The National Book Award–winning author of The Echo Maker delivers his most emotionally charged novel to date, inspired by the myth of Orpheus. “If Powers were an American writer of the nineteenth century… he’d probably be the Herman Melville of Moby-Dick. His picture is that big,” wrote Margaret Atwood (New York Review of Books). Indeed, since his debut in 1985 with Three Farmers on Their Way to a Dance, Richard Powers has been astonishing readers with novels that are sweeping in range, dazzling in technique, and rich in their explorations of music, art, literature, and technology.

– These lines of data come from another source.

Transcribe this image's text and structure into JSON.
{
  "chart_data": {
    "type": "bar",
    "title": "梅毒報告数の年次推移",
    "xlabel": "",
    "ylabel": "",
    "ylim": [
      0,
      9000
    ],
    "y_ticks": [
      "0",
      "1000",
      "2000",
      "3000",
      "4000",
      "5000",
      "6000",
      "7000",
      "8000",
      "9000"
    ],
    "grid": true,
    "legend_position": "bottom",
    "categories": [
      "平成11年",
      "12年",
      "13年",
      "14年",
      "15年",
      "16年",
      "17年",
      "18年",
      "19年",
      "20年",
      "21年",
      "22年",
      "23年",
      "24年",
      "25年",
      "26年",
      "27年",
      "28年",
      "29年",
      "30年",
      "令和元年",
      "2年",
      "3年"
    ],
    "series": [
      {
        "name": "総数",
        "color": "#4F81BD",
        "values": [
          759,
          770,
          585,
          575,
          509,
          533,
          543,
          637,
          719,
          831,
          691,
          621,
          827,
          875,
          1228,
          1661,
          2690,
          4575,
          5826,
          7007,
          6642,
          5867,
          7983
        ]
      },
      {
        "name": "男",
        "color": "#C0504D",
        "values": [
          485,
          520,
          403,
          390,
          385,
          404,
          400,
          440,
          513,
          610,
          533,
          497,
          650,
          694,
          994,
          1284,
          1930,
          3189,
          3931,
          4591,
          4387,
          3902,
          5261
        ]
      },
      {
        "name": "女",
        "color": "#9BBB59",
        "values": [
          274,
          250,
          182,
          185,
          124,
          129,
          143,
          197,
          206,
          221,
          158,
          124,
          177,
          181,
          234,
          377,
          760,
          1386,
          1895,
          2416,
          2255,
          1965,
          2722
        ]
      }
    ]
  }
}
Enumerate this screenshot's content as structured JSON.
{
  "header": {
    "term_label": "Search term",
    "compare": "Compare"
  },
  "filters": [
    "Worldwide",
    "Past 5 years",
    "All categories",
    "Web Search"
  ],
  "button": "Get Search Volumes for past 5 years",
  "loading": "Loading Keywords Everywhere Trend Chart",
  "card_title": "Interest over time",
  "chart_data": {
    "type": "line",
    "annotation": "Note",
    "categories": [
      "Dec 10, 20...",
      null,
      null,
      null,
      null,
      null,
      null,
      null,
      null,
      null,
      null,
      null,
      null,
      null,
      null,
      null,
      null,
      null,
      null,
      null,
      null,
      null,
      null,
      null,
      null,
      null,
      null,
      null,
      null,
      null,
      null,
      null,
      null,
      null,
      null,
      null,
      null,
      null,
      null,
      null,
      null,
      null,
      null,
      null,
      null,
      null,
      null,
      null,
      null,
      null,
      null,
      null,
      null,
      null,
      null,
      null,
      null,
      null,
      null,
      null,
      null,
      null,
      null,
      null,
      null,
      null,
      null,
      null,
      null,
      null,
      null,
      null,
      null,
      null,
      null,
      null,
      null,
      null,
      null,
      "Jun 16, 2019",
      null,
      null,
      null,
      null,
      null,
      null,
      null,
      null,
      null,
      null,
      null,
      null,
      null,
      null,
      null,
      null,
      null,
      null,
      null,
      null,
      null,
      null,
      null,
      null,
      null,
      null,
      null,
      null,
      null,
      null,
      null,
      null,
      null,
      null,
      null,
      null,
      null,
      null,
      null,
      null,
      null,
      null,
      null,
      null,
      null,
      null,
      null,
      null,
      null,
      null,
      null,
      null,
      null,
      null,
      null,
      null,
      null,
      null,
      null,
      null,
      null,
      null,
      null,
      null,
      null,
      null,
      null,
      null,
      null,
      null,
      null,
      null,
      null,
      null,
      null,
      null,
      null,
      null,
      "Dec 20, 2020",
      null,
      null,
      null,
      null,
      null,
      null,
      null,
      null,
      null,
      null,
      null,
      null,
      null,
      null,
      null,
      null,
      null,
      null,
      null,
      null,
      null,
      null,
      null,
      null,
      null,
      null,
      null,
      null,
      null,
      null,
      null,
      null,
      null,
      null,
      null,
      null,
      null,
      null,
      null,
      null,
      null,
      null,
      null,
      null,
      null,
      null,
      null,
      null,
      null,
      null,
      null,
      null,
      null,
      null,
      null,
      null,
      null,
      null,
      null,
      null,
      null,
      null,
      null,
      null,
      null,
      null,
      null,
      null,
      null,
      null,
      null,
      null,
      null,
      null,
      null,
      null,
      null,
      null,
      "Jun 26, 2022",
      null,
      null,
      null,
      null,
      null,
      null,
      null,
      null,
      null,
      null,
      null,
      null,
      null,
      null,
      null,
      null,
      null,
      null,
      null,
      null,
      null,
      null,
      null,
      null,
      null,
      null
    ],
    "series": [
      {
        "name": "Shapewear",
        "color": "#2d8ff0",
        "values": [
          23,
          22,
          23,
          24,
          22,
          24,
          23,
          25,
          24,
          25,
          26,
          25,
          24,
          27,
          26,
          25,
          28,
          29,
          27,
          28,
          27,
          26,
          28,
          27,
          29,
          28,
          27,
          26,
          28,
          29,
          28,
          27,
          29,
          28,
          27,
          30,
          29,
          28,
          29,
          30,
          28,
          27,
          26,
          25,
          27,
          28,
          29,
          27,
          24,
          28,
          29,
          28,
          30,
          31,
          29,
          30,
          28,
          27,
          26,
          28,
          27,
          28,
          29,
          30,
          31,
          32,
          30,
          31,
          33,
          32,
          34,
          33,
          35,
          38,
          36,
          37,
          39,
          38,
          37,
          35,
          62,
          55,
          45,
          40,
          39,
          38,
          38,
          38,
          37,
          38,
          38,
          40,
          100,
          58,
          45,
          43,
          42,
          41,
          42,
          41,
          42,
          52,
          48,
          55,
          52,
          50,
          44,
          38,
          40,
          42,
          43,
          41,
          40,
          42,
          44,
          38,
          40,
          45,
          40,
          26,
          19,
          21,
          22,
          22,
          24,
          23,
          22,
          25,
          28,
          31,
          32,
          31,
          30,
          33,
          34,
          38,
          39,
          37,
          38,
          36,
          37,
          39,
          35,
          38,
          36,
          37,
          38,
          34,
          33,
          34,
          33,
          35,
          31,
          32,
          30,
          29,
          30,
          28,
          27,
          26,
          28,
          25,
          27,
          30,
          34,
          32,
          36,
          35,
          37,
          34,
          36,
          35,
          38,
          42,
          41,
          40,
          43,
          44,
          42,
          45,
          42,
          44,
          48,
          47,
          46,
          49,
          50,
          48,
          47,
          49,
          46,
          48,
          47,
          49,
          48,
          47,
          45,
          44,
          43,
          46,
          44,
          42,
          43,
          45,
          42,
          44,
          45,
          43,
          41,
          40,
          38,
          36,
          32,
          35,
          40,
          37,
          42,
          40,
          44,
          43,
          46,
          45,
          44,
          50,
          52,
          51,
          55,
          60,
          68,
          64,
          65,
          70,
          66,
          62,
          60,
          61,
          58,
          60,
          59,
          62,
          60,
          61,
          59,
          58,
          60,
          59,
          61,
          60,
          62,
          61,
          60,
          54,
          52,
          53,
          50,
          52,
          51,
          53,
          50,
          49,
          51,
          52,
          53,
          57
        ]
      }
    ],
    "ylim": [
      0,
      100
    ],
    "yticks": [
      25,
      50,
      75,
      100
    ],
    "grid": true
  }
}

In Orfeo, Powers tells the story of a man journeying into his past as he desperately flees the present. Composer Peter Els opens the door one evening to find the police on his doorstep. His home microbiology lab — the latest experiment in his lifelong attempt to find music in surprising patterns — has aroused the suspicions of Homeland Security. Panicked by the raid, Els turns fugitive. As an Internet-fueled hysteria erupts, Els — the “Bioterrorist Bach” — pays a final visit to the people he loves, those who shaped his musical journey. Through the help of his ex-wife, his daughter, and his longtime collaborator, Els hatches a plan to turn this disastrous collision with the security state into a work of art that will reawaken its audience to the sounds all around them. The result is a novel that soars in spirit and language by a writer who “may be America’s most ambitious novelist” (Kevin Berger, San Francisco Chronicle).